The struggles of the 2013 Florida Gators have been well documented. It certainly wasn’t what the coaches, fans, or the kid who watched Tim Tebow, Brandon Spikes and Riley Cooper carry the freshman version of Halapio’s Gators’ one game away form playing for back-to-back national championships.

“I never thought that my senior season would go like this, especially with four wins at this point,” Halapio said before the Florida State game. “I just experienced a lot here at this program and it’s just gonna make me as an individual stronger.”

A loss to Florida State ended his career at Florida but not his career as a football player.

Halapio received one of the best wake up calls he can remember last Tuesday with an opportunity of a lifetime.

“George Wynn, he’s the head of our football operations, actually called me in the middle of a nap,” Halapio told Gator Country. “And he told me I got an invitation in the mail for the Senior Bowl. I jumped up, I was so happy.”

It didn’t take long for Halapio to wake up.

“He asked me when I was going to come pick it up and I said, ‘I’m on the way right now. I’m in the car.’ That’s how fast I got into the car.”

Halapio accepted the invitation immediately when he arrived back home and just like that the next stage of his football life had begun, well almost.

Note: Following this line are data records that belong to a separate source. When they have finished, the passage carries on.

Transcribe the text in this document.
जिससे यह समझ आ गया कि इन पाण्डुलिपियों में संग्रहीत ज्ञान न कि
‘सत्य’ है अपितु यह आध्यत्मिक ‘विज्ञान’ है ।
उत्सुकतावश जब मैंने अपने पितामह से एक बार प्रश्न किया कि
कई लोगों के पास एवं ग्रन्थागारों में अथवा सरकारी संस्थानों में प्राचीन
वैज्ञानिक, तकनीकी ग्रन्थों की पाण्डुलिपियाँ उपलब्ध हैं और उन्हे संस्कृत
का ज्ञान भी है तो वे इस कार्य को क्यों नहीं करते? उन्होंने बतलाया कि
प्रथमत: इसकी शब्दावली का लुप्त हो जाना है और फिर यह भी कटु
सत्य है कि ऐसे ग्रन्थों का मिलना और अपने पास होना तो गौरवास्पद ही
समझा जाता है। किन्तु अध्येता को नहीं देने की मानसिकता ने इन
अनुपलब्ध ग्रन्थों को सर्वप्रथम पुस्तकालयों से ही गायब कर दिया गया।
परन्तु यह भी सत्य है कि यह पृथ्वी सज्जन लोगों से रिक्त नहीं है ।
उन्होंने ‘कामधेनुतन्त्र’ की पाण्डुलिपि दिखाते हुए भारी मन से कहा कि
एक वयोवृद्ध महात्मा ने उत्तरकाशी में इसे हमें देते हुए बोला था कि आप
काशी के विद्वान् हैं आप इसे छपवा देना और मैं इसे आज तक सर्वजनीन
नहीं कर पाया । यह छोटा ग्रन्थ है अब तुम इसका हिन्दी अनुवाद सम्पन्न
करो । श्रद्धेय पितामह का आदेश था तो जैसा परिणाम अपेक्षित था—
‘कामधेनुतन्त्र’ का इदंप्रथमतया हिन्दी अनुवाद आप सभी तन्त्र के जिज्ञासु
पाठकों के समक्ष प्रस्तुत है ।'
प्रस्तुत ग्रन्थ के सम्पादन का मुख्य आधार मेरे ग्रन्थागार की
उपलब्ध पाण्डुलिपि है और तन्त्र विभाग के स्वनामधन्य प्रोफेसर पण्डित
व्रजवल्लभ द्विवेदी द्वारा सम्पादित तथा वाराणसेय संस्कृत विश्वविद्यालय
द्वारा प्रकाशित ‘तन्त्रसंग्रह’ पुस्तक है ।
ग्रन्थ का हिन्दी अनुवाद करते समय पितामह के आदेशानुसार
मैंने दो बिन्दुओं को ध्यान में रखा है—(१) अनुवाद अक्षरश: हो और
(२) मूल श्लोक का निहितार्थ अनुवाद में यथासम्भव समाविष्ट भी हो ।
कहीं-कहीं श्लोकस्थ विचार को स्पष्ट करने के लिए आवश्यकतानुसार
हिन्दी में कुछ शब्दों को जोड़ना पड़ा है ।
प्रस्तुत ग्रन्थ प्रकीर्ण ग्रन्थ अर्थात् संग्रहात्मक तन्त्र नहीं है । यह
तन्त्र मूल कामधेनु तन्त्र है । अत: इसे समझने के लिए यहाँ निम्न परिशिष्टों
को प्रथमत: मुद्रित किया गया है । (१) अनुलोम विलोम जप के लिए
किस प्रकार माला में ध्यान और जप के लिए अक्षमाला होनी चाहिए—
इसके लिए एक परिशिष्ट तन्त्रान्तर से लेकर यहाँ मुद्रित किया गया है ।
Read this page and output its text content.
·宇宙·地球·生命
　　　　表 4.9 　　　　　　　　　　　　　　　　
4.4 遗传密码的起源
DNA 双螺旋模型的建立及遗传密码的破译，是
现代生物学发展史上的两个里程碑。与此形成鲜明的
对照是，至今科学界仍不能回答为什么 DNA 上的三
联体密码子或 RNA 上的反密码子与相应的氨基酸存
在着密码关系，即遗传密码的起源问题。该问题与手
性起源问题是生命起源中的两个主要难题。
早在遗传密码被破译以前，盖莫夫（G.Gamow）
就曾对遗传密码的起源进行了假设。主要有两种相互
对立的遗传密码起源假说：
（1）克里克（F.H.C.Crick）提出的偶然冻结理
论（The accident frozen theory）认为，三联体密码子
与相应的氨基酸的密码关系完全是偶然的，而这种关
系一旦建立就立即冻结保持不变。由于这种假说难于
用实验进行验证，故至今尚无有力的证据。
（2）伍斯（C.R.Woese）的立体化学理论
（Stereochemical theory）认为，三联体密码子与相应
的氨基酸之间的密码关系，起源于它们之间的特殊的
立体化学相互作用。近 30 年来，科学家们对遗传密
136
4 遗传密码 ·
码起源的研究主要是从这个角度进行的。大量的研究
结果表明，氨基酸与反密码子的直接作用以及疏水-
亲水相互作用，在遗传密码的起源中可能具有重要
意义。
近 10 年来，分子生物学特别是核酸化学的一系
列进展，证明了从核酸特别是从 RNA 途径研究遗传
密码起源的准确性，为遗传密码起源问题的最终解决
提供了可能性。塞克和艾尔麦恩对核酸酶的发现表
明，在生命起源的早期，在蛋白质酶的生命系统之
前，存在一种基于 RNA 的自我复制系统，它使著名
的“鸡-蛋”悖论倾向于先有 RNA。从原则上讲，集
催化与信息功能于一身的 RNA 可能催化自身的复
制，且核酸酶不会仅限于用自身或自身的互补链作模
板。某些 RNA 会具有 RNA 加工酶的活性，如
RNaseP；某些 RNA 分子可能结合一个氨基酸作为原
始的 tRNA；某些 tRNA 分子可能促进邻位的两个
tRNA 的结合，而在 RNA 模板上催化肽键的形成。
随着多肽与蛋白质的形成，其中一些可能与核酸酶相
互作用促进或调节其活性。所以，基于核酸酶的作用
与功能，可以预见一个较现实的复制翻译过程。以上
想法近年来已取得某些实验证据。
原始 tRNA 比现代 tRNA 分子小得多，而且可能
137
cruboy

Halapio has one exam left before he graduates next Saturday. Walking across the stage to receive his degree will be his final — and best — act as a Gator.

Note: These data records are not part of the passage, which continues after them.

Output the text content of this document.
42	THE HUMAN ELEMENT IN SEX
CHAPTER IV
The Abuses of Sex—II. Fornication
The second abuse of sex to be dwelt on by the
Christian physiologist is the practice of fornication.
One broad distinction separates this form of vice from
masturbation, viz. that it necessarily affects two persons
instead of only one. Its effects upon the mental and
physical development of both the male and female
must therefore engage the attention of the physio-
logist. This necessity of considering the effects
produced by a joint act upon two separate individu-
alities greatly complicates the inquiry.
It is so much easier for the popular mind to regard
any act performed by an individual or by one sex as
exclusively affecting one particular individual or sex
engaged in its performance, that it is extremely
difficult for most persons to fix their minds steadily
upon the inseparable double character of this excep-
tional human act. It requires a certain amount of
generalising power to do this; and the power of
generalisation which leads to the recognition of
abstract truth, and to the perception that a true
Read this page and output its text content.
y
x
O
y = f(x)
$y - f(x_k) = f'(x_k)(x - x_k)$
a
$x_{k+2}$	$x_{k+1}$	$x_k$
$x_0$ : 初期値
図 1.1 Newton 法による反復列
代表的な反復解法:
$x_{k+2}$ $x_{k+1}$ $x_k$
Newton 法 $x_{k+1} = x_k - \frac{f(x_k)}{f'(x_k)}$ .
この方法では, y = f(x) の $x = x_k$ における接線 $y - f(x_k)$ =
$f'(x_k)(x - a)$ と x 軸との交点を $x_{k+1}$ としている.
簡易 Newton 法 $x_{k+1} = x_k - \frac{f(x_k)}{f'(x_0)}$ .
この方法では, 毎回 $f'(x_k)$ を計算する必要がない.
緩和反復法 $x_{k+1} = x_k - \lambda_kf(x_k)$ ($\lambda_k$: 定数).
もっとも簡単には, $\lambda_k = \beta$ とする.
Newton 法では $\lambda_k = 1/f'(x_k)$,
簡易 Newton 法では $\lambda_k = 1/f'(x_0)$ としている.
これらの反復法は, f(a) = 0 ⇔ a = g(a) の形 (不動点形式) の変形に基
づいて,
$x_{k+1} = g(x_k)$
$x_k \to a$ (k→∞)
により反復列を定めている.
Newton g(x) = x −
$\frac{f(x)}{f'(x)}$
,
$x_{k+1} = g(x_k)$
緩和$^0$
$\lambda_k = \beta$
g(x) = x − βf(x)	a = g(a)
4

After graduating, it’s time for Halapio to go to work. The 320-pound iron man says he’s fully recovered from that torn pectoral muscle and that he has only the normal bumps and bruises that come from a long, grueling football season.

He’ll take some time off to let that massive body heal but in the meantime he’ll be searching for agents, many of whom have already begun contacting him.

“I’ve been getting a lot of messaging on Facebook and a lot of the other players who have played at Florida, their agents want to represent me too,” Halapio told Gator Country. “So they would get my number from them and text me, call me and leave me voicemails. It starts from there, from the interest part.

“Then it’s up to me. I just have to sit down with these agents along with my family, Coach Muschamp and everybody else and utilize the panel at our school to help me with that process.”

After picking an agent, he’ll turn his attention to the Senior Bowl. Without an extra bowl game, this will be Halapio’s last opportunity to show NFL scouts and coaches what he can do with the pads on and he is looking forward to the opportunity.

“I feel like, detailed wise in the pass-pro game. That’s pretty much my weakness as a football player,” he said. “And I feel like taking the week of coaching in from these NFL coaches will definitely enhance me in that area.”

One exam and a well-deserved walk across the stage in front of his peers at graduation are the final two tasks left for Halapio as a Gator. It’s been a long five years that culminated in one final trying season but Halapio believes that things will get better for the school that he gave the last five years of his life to.

“The future is very bright for Florida. We have a lot of talent on the team. I trust Coach Muschamp and Jeremy Foley will bring a new offensive coordinator and a new offensive line coach that will take over and I have full confidence that everything will get turned around under Coach Muschamp.”

Defensive back Jaylen Watkins has also accepted an invitation to the Senior Bowl which will be played on January 25, 2014, at Ladd-Peebles Stadium in Mobile, Alabama.